Papa
(155-222)
La Iglesia no abolió la esclavitud desde el primer día de su aparición en el mundo. Hubiera sido la ruina del edificio social del mundo antiguo. Al principio se contenta con predicar su doctrina de la libertad universal del espíritu, recomendando a los amos la dulzura, recibiendo a todos los hombres en el orden sobrenatural, confundiendo en idéntica sepultura a siervos y señores y abriendo las puertas de las dignidades eclesiásticas a todos los fieles sin distinción de origen. Calixto, el hombre que gobernaba la Iglesia en los primeros años del siglo III, había sido un esclavo.
Nada más accidentado que la vida de esta gran figura del cristianismo primitivo. Ya en su juventud debieron ser notables su fidelidad, su honradez y sus talentos prácticos, puesto que su amo, Carpóforo, alto funcionario del palacio del César, le puso al frente de una banca que tenía en el barrio de la Piscina pública, donde poco después se alzaron las termas de Caracalla. Los banqueros podrían escoger por patrono a este santo Pontífice.

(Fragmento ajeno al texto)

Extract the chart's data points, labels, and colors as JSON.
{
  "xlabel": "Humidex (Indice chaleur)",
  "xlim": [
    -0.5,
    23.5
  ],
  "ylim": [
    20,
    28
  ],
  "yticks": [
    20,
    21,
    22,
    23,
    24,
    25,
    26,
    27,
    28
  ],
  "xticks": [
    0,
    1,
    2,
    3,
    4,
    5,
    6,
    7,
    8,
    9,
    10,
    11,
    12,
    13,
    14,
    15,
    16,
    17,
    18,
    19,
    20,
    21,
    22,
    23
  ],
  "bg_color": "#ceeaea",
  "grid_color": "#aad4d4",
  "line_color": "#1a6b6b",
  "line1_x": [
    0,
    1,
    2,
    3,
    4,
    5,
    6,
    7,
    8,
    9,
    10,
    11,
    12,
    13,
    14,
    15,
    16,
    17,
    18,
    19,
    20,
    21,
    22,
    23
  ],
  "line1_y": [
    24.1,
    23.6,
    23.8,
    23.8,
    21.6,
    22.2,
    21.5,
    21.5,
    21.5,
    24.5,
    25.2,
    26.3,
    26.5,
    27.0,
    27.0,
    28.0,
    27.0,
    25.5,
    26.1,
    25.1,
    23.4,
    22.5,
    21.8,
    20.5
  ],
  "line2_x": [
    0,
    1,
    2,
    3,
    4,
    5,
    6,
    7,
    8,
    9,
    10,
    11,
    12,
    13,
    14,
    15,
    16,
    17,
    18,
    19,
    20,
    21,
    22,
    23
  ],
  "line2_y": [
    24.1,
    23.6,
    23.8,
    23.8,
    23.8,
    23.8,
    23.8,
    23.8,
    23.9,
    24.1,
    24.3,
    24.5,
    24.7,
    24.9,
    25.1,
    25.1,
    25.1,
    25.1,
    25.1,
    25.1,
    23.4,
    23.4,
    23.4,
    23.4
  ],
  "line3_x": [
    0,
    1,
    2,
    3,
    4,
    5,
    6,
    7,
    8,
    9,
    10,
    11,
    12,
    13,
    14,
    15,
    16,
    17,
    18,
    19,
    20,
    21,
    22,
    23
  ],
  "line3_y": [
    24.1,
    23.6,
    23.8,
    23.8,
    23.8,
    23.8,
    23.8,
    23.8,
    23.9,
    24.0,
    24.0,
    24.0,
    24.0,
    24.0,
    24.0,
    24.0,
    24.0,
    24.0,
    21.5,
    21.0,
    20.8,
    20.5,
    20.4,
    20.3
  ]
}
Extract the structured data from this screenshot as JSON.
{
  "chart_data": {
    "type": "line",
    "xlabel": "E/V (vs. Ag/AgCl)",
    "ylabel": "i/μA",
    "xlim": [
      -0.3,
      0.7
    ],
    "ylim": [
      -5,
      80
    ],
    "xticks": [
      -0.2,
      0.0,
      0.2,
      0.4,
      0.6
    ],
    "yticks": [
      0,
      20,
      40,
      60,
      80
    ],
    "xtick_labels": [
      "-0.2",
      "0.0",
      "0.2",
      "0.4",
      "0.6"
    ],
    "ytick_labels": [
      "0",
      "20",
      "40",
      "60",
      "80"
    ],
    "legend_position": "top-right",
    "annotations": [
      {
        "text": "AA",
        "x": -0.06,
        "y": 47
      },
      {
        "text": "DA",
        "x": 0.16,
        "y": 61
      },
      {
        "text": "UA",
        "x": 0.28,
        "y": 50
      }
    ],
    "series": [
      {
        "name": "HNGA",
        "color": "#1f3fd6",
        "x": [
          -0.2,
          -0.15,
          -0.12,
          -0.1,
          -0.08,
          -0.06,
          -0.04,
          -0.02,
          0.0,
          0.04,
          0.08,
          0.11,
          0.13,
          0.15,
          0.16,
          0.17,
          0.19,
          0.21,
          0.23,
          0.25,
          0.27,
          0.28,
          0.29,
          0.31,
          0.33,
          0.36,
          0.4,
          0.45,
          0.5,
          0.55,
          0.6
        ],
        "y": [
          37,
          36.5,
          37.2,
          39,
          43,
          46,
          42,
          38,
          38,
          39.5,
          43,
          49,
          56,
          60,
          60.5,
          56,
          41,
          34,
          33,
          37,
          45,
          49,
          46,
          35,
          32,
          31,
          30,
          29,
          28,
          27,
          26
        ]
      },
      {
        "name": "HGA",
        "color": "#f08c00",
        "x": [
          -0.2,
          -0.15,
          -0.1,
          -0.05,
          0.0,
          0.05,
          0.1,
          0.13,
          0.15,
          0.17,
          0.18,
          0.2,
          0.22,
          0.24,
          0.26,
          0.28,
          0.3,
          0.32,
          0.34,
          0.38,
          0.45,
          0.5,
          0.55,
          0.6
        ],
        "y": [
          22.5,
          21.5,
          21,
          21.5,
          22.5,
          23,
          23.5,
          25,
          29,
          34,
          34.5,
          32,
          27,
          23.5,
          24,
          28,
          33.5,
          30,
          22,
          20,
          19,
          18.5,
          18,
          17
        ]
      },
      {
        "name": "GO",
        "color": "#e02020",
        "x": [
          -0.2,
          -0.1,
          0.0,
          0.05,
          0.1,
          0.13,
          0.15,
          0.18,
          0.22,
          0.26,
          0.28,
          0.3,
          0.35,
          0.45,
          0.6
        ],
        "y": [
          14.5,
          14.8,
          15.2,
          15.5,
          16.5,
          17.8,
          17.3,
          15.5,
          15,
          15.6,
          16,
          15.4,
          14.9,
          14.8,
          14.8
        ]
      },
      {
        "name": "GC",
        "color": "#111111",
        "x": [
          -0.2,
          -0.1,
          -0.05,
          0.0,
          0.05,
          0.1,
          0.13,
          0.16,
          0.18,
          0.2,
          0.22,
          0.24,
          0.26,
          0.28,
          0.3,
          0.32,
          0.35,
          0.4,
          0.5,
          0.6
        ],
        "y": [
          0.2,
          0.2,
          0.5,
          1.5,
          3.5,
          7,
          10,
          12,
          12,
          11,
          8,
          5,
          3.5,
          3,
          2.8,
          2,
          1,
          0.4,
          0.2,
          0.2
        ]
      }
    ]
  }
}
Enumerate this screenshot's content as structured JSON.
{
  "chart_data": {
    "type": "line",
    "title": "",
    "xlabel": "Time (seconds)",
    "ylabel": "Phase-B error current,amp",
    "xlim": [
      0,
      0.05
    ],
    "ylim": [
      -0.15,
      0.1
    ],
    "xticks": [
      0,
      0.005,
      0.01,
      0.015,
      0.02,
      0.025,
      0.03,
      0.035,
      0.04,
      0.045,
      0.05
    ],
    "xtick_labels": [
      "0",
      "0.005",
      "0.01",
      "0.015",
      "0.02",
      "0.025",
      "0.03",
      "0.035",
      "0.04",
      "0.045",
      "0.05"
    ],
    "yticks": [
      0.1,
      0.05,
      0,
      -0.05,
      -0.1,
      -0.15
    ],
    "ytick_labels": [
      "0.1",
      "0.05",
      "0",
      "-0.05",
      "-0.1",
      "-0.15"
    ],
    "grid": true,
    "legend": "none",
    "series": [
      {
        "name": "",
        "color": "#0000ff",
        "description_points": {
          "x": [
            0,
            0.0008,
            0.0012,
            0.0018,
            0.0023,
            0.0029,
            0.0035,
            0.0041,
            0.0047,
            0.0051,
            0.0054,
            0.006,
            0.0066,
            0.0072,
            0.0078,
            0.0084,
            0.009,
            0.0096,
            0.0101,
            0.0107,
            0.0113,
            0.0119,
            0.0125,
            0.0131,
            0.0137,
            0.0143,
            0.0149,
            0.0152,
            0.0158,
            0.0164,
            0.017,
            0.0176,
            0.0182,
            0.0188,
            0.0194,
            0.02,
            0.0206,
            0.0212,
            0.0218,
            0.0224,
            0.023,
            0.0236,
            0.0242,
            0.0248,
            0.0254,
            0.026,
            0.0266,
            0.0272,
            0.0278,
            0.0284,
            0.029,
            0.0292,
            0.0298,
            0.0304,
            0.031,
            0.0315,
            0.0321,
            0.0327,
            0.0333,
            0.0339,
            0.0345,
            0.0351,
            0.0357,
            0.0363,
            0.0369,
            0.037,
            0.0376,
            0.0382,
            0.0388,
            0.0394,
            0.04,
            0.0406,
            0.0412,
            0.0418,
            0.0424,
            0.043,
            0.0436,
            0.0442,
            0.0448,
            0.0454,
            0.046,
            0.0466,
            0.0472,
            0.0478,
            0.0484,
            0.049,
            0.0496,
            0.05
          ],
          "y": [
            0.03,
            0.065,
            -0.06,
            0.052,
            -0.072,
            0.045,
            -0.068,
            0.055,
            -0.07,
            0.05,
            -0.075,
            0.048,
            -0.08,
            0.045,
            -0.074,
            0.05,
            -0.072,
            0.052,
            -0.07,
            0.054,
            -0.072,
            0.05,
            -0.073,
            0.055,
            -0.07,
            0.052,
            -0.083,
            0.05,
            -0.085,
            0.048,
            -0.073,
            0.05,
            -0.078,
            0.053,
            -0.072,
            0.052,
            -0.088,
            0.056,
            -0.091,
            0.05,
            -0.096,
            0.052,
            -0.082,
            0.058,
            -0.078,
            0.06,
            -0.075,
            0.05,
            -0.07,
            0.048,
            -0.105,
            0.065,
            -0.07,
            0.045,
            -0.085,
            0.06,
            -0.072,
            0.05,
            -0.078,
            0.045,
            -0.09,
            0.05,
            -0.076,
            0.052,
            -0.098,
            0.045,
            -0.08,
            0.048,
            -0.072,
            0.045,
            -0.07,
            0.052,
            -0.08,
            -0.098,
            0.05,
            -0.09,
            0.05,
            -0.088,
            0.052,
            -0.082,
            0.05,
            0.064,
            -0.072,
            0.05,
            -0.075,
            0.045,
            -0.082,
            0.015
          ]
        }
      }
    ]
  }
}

Hay que reconocer, sin embargo, que el esclavo banquero tuvo poca suerte en sus operaciones financieras, pues no sólo perdió el dinero de su amo, sino otras cantidades que le habían confiado los cristianos. Temiendo las iras de los propietarios, huye hacia el puerto de Ostia; pero alcanzado en el momento de embarcarse, y recogido del mar, adonde se había arrojado, fue encerrado en un duro calabozo; al poco tiempo, Carpóforo le pone en libertad, pensando que este es el medio más seguro para recobrar sus fondos y reconociendo la probidad y habilidad de su esclavo. Efectivamente, Calixto se pone muy pronto en camino de recobrar sus intereses, haciéndolos devolver a los judíos, que lo habían vilmente estafado. En venganza, es denunciado como cristiano; confiesa valientemente su fe; se le azota, y es condenado a trabajar en las minas de Cerdeña.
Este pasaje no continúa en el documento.